Tonight Ergodos was giving us Gamelan based music, and had brought over the Gamelan Sekar Petak orchestra from York to play it for us. Unlike the Caoimhín Ó Raghallaigh concert, this was in a backroom of the National Concert Hall (something that looked suspiciously like a small UCD lecture room). The programme started with a stroke of genius, a conceptual piece called 'Anyone Can Play', credited to Jody Diamond. One of the festival organisers invited random members of the audience to come onstage and play with the crazy Gamelan instruments in any way they could. This led to a veritable stampede of music students, the survivors of which got to bang away in a manner that evoked the Langley Schools Music Project, until a member of the orchestra came up behind them, tapped them on the shoulder and said "Thank you". Once the impostors had all been disposed of, the orchestra launched into a Javanese Gamelan piece about the joys of fishing.

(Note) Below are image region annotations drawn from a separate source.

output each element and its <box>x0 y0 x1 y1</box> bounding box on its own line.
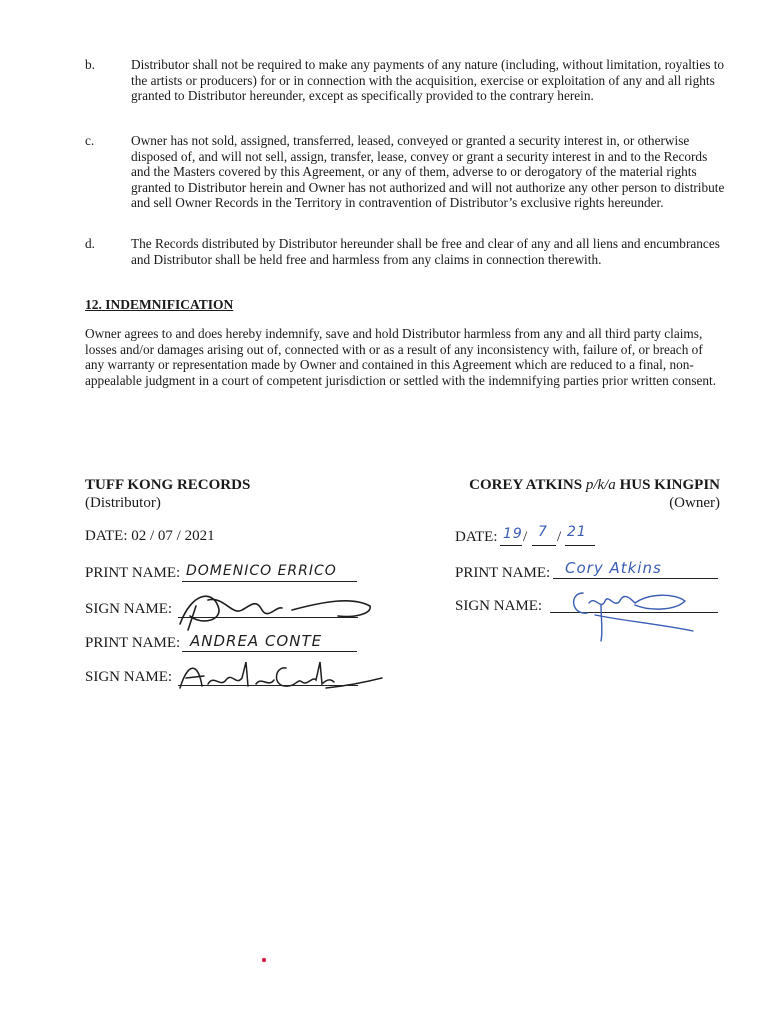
owner-print-label: PRINT NAME: <box>455 565 551 581</box>
red-mark <box>262 958 266 962</box>
clause-d <box>85 236 725 267</box>
owner-date-month: 7 <box>538 524 548 540</box>
print-name-line <box>553 578 718 579</box>
date-separator: / <box>523 529 528 545</box>
owner-artist-name: HUS KINGPIN <box>615 477 720 493</box>
owner-role: (Owner) <box>669 495 720 511</box>
date-day-line <box>500 545 522 546</box>
print-name-line <box>182 581 357 582</box>
date-separator: / <box>557 529 562 545</box>
clause-letter: d. <box>85 236 95 251</box>
distributor-sign-label-1: SIGN NAME: <box>85 601 173 617</box>
distributor-name: TUFF KONG RECORDS <box>85 477 251 493</box>
clause-text: Distributor shall not be required to make any payments of any nature (including, without limitation, royalties to the artists or producers) for or in connection with the acquisition, exercise or exploitation of any and all rights granted to Distributor hereunder, except as specifically provided to the contrary herein. <box>131 57 725 104</box>
indemnification-paragraph: Owner agrees to and does hereby indemnify, save and hold Distributor harmless from any and all third party claims, losses and/or damages arising out of, connected with or as a result of any inconsistency with, failure of, or breach of any warranty or representation made by Owner and contained in this Agreement which are reduced to a final, non-appealable judgment in a court of competent jurisdiction or settled with the indemnifying parties prior written consent. <box>85 326 717 388</box>
distributor-sign-label-2: SIGN NAME: <box>85 669 173 685</box>
distributor-date: DATE: 02 / 07 / 2021 <box>85 528 215 544</box>
distributor-signature-2 <box>176 658 386 694</box>
date-month-line <box>532 545 556 546</box>
clause-letter: c. <box>85 133 95 148</box>
distributor-print-value-2: ANDREA CONTE <box>190 632 323 650</box>
clause-letter: b. <box>85 57 95 72</box>
section-heading: 12. INDEMNIFICATION <box>85 297 234 312</box>
distributor-role: (Distributor) <box>85 495 161 511</box>
clause-b <box>85 57 725 104</box>
pka-text: p/k/a <box>585 477 616 493</box>
distributor-print-label-2: PRINT NAME: <box>85 635 181 651</box>
clause-text: The Records distributed by Distributor hereunder shall be free and clear of any and all liens and encumbrances and Distributor shall be held free and harmless from any claims in connection therewith. <box>131 236 720 267</box>
date-year-line <box>565 545 595 546</box>
distributor-print-value-1: DOMENICO ERRICO <box>186 563 337 579</box>
distributor-print-label-1: PRINT NAME: <box>85 565 181 581</box>
owner-date-year: 21 <box>567 524 587 540</box>
owner-print-value: Cory Atkins <box>565 559 662 577</box>
owner-name <box>469 477 720 494</box>
owner-signature <box>565 585 700 643</box>
print-name-line <box>182 651 357 652</box>
clause-c <box>85 133 725 211</box>
owner-date-day: 19 <box>503 526 523 542</box>
distributor-signature-1 <box>172 586 377 634</box>
owner-legal-name: COREY ATKINS <box>469 477 586 493</box>
clause-text: Owner has not sold, assigned, transferred, leased, conveyed or granted a security interest in, or otherwise disposed of, and will not sell, assign, transfer, lease, convey or grant a security interest in and to the Records and the Masters covered by this Agreement, or any of them, adverse to or derogatory of the material rights granted to Distributor herein and Owner has not authorized and will not authorize any other person to distribute and sell Owner Records in the Territory in contravention of Distributor’s exclusive rights hereunder. <box>131 133 725 211</box>
owner-sign-label: SIGN NAME: <box>455 598 543 614</box>
owner-date-label: DATE: <box>455 529 498 545</box>
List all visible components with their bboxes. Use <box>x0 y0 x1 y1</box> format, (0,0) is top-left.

After that, the orchestra played a number of pieces composed for Gamelan by various composers. These were all enjoyable, but a fundamental problem emerged. Basically, the best music for Gamelan seems to be traditional Indonesian compositions, and the modern compositions tended to be most interesting when they were most closely aping the sound of traditional Gamelan. The Javan pieces sound like nothing else in the world, while crazy modern compositions played by a Gamelan orchestra sound not that different to crazy modern compositions played by the more usual Western ensembles. This led me to think that a concert where a Gamelan orchestra played loads of Javanese tunes (with a couple of Balinese ones thrown in for the weirdos who prefer that school of Gamelan) would be far more enjoyable than one based on new compositions by Whitey.
One of the modern pieces I did especially like, however, was Jody Diamond's 'In the Bright World'. This was partly an arrangement of the American folk tune 'Wayfaring Stranger', and it featured beautiful vocals from local mezzo-soprano Michelle O'Rourke. It also went into a Gamelan workout towards the end that sounded very like one of the pieces from the Nonesuch Explorer series record The Jasmine Isle: Gamelan Music.